Thursday, December 29, 2011

Graph Database: neo4j

If we start looking around us in real life we’ll find more and more things are either in form graph or web of graphs. How are peoples connected with each other? How does money flow in a system? How are restaurants, hotels, and roads interconnected? How does a message flow on a social network? We’ll end up with a graph if we try to draw them on white board.

We are dealing with kind of similar domain model in our project. We got a flexible model using some out of box design approaches over relational database. But this flexibility came with some tradeoffs put in by limits of relational database. Growing size of data is a concern; tens of millions of rows get added to a single table every couple of months. We are striving to come up with an improved and better-fit solution before we hit the wall down the road after few years. This provoked us to dive into NoSQL movement and do some experimentation. This paradigm shift to see things in natural form seems interesting or may be some food for thoughts. It may help in solving some of the problems what we have been thinking of. I'll try to touch on NoSQL and neo4j in this post.

Faceoff: acronym NoSQL is not for “No SQL” or “Never SQL”; it is “Not Only SQL”. So most of the times, it means working on some no SQL persistence system along with SQL (relational) database, separating content between the two based on use case.

Different Types of NoSQL Data Models:

Key/Value Stores – fits well for very high volume of data having relatively low complexity e.g. Amazon Dynamo
Column Stores – fits well for high volume of data having fairly high complexity e.g. Hbase, Cassandra, BigTable
Document Databases – a middle path between high volume of data and high complexity e.g. Mongo, CouchDB
Graph Databases – fits well for fairly high volume of data having high complexity e.g. neo4j

Why a graph database (neo4j)?
  • Many domains are graph oriented and they are poorly mapped to tables. Why take the pain of squeezing a graph into table?
  • Performance problems due to SQL joins for connected data  
  •  ACID and JTA compliant – only NoSQL DB, I know so far, which supports transactions like relational DB 
  •  Relationships can be added dynamically if required 
  •  It can represents one to one mapping from real life domain model
You might have heard about Facebook Graph API and Open Graph Protocol; which see data in form of graph of different domains like people, places, business, and events.

Data Modeling in Graph Database (neo4j): 
Entities are nodes – all nodes have ids; id is uniquely created automatically for every new node and it cannot be changed

-         Tied relationships to connect nodes – uniquely identified by its type and direction

-       Properties (key/value pairs) – they can be attached to any node or relationship. Only java primitives can be used for properties, objects go as nodes.

This is a little similar to how we bind data (e.g. single level JSON object) to a node in DOM and then access it later. For example we do this using jQuery

var user = {‘name’:‘John’, ‘age’:28, ‘department’:‘IT’};

${“#user_div”}.data(“userInfo”, user);  // bind data to element having id=“user_div”

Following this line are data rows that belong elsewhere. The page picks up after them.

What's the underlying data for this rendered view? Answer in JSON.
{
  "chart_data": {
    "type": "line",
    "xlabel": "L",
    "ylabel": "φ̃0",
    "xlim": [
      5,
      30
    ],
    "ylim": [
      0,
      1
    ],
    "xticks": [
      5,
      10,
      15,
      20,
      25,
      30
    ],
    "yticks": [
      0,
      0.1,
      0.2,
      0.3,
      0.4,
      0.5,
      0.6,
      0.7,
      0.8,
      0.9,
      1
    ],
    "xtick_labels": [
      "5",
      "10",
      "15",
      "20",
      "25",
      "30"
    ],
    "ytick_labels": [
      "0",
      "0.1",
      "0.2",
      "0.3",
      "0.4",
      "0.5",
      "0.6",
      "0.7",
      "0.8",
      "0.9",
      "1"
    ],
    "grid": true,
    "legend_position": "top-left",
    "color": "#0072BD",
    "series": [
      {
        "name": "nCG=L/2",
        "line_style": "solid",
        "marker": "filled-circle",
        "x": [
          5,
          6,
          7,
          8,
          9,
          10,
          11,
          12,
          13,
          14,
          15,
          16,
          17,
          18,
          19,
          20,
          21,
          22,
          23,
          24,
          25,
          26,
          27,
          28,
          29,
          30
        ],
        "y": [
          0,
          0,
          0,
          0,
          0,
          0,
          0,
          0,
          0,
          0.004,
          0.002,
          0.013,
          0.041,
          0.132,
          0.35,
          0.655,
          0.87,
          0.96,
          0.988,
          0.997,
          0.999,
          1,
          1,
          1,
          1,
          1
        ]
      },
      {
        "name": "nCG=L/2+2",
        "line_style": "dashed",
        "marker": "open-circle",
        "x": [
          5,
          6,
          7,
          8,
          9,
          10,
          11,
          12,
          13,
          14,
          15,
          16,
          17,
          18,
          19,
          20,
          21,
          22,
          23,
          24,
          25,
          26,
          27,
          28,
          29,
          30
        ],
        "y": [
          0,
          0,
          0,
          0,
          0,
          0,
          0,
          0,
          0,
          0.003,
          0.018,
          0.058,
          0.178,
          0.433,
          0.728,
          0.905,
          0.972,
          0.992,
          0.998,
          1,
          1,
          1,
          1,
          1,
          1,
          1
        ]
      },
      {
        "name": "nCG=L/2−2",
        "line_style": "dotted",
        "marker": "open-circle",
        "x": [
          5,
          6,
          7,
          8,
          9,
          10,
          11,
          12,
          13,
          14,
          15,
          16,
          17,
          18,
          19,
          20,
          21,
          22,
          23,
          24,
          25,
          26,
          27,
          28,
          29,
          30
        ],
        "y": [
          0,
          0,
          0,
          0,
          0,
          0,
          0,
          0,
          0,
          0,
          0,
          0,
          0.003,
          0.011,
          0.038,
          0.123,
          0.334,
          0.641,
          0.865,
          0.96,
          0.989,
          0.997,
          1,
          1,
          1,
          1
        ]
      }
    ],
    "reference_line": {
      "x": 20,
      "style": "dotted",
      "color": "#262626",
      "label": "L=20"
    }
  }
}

alert( ${“#user_div”}.data(“userInfo”).name );  // prints John

Spring Data Graph:
This is a JPA for graph database. An annotation driven, aspectJ based domain layer framework from SpringSource for mapping.

Graph query language. Neo4j also supports a powerful native traversing mechanism to retrieve data from graph.

Real Life Use Cases:
-         Social Networks
-         Geo Spatial Data
-         Recommendation Engines

Test Case – 1000 persons having 50 friends on average over 4 levels. What is query time to find out if any two persons, picked randomly, are friends?

Result – it is 2000 ms for relational database and 2 ms for neo4j. Neo4j reports 2 ms even if number of persons are increased to 1 million. Remember search complexity of a tree from graph theory and algorithm class in school?